No outro dia Laura estava de volta ao seu apartamento… Vazio. Do jeito que ela sempre sonhara: No Rio Vermelho, pertinho do acarajé (Laura AMAVA acarajé), alugado com o dinheiro suado da técnica de Design gráfico e agora primeiro semestre em engenharia. Olhou em volta, fechou os olhos e imaginou CADA UMA de todas as crianças, todos os seus “irmão provisórios” do orfanato. Imaginou eles ainda pequenos, e somente ela de adulta, de forma que ela poderia amar e cuidar de todos, cada um.

 

– Onde estarão…?

 

IV

Laura saltou do carro, era seu aniversário de 30 nos… garoava um pouco, mas a noite estava agradável. Ia prum lugar pra lá de chique com o pessoal do trabalho. Era uma grande empresa de construção civil, então… Sempre tinham algum motivo pra comemorar o mundo de dinheiro que não parava de entrar. Laura estava exausta, no fundo ainda se sentia completamente sozinha… Mas sabia reconhecer os seus méritos. De uma quartinho de orfanato onde ela dividia um quarto cheio de beliches com mais umas oito crianças, para … isso…

– Ah quem você pensa que engana amiga, essa pompa toda… Não é bem a sua definição do que é “diversão”, não é mesmo?

– Você por aqui? Oxe! Nem triste eu estou!

– Abri uma exceção.

– Olha, gata… eu te amo, você foi pra mim um grande amigo, uma mãe, irmã, teria sido, mas… Não é sadio eu ficar tendo essas ilusões sabe? Procurarei um médico no início desta semana.

– Tudo bem mas… eu fico impressionada de você agora não perceber. Quando era pequeninha e mocinha eu até que entendia a falta de atenção…

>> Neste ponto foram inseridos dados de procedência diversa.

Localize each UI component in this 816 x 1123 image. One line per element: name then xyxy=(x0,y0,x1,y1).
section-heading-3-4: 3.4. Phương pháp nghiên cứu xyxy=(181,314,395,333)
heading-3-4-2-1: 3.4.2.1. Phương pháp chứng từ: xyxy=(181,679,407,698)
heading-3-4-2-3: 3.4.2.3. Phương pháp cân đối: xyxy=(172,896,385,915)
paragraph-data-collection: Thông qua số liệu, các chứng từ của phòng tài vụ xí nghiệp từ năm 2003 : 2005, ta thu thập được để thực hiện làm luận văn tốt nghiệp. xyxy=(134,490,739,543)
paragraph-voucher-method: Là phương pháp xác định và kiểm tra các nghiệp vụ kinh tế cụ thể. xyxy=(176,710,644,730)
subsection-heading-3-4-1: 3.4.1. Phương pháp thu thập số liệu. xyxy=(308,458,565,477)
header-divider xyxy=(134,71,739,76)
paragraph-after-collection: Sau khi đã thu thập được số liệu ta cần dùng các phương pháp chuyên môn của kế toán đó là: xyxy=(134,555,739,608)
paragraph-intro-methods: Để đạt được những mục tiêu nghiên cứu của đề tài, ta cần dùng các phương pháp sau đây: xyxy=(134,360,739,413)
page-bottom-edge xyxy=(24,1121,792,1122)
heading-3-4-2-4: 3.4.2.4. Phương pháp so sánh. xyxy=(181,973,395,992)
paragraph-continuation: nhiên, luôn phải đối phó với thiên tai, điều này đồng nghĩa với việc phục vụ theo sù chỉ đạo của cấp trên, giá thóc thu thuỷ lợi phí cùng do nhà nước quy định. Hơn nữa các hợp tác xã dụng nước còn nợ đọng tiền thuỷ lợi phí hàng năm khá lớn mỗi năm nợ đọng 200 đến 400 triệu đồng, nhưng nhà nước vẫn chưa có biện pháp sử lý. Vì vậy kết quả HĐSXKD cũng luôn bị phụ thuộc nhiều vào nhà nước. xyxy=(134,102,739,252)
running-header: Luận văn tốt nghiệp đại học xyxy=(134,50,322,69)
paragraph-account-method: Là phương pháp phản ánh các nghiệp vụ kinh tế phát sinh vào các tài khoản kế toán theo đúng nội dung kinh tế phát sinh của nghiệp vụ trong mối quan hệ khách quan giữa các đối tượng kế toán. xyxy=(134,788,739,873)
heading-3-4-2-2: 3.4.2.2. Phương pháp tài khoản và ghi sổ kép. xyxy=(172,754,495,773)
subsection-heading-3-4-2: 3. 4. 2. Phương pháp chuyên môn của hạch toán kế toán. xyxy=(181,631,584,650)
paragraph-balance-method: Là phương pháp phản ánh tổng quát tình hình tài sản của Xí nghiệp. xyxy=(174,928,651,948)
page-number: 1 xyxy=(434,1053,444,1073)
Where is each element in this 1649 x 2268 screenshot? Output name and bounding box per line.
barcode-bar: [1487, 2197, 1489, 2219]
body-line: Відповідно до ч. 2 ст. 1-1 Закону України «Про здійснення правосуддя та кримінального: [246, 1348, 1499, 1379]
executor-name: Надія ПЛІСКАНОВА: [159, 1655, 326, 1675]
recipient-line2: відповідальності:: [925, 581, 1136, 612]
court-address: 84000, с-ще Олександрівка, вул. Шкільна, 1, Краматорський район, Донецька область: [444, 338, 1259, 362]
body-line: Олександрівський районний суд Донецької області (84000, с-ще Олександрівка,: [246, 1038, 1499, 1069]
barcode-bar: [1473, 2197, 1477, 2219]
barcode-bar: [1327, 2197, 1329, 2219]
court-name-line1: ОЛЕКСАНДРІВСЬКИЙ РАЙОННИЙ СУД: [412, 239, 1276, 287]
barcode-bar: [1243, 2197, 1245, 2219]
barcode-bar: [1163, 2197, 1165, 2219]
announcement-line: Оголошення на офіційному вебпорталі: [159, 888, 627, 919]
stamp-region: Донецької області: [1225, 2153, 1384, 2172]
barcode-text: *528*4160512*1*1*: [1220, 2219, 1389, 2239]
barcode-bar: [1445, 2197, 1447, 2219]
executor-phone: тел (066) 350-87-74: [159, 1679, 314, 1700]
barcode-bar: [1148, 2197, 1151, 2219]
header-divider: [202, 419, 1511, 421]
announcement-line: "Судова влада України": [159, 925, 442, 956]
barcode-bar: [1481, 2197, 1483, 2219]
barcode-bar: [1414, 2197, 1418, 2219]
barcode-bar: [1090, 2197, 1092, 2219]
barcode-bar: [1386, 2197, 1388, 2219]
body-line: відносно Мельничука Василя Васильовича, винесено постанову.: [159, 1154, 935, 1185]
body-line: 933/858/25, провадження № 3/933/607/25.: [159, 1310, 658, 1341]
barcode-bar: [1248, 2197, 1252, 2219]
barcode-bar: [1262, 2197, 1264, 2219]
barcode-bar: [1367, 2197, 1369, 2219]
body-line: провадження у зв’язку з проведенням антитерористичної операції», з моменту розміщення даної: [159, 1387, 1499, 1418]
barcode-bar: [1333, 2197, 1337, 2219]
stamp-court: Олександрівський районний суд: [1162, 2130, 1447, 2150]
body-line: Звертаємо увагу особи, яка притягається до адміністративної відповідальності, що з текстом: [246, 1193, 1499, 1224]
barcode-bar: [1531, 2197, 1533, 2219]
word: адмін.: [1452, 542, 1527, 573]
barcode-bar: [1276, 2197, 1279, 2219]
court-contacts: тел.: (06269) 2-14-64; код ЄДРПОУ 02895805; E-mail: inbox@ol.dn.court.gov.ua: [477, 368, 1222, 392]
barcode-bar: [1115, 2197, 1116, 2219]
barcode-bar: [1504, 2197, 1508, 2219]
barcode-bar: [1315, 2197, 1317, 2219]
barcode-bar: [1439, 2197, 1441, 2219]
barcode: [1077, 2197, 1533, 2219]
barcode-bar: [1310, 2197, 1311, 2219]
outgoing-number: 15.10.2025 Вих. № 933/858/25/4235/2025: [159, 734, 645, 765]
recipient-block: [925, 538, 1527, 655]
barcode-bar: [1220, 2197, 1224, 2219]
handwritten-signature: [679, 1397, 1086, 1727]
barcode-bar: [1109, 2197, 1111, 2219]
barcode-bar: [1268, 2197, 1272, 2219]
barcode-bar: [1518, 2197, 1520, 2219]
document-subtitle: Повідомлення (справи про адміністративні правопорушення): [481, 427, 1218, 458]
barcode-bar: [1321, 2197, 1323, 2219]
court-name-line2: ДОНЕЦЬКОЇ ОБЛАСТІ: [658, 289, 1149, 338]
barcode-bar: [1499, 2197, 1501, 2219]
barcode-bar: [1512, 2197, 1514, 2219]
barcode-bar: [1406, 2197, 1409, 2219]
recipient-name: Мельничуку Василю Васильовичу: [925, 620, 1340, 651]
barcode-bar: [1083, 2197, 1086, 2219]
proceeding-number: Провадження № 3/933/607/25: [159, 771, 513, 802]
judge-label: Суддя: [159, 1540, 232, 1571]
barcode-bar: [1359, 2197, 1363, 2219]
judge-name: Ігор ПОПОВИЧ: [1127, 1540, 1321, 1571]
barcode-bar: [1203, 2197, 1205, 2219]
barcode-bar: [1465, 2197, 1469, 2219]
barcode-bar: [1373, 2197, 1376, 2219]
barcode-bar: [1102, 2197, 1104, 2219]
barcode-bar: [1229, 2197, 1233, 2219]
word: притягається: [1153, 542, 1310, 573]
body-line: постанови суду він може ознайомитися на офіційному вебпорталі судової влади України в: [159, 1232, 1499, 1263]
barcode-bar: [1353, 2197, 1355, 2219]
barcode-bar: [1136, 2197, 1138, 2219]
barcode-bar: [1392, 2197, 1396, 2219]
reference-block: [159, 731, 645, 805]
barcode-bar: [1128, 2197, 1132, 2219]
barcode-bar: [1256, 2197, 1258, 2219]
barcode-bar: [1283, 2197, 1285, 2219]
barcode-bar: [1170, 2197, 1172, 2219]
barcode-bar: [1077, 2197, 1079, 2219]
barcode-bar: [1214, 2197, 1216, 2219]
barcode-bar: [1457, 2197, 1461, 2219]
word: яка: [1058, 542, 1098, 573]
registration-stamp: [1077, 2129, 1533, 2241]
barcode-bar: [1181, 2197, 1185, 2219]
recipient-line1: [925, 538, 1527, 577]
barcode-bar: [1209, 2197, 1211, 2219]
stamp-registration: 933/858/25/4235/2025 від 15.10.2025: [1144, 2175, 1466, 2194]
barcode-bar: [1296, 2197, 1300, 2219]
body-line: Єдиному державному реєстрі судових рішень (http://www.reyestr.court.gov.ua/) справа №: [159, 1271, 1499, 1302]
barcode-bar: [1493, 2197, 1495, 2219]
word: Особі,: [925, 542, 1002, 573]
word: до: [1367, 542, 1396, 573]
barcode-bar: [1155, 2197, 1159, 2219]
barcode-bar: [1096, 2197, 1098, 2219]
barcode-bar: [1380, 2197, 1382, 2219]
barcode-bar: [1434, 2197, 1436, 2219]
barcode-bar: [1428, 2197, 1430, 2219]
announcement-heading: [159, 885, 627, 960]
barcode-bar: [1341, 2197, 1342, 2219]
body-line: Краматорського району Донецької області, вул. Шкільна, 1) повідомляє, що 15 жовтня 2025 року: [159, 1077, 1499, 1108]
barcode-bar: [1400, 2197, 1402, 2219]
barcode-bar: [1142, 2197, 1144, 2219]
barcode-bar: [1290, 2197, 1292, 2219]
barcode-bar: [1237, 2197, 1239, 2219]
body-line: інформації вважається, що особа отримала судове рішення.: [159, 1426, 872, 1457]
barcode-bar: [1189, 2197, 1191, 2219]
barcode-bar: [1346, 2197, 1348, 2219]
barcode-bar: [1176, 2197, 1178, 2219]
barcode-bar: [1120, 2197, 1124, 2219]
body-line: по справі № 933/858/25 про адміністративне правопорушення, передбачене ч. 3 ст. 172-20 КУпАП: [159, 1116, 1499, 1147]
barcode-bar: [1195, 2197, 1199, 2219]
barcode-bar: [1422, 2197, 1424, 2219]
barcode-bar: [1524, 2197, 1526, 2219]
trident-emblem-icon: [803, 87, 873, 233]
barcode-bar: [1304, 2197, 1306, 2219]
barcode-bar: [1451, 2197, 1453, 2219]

– Como assim?! Entender o que?

– Saia do carro e entre no restaurante… Diga que precisa ir no banheiro rapidinho, e eu te mostro o que você nunca entendeu…

 

Laura fez o que ela pediu. Muito discretamente foi até o banheiro que estava vazio. Sua amiga das horas más já estava lá, vestindo aquela sua mesma roupa de sempre.

 

– Então, o que foi…?

– Nossa como você é desatenta… como é que anda sozinha na rua sem te enfiarem dentro duma vã?

– VAIII!!

– Calma… – Então a mulher começou a tirar a maquiagem bem rapidinho.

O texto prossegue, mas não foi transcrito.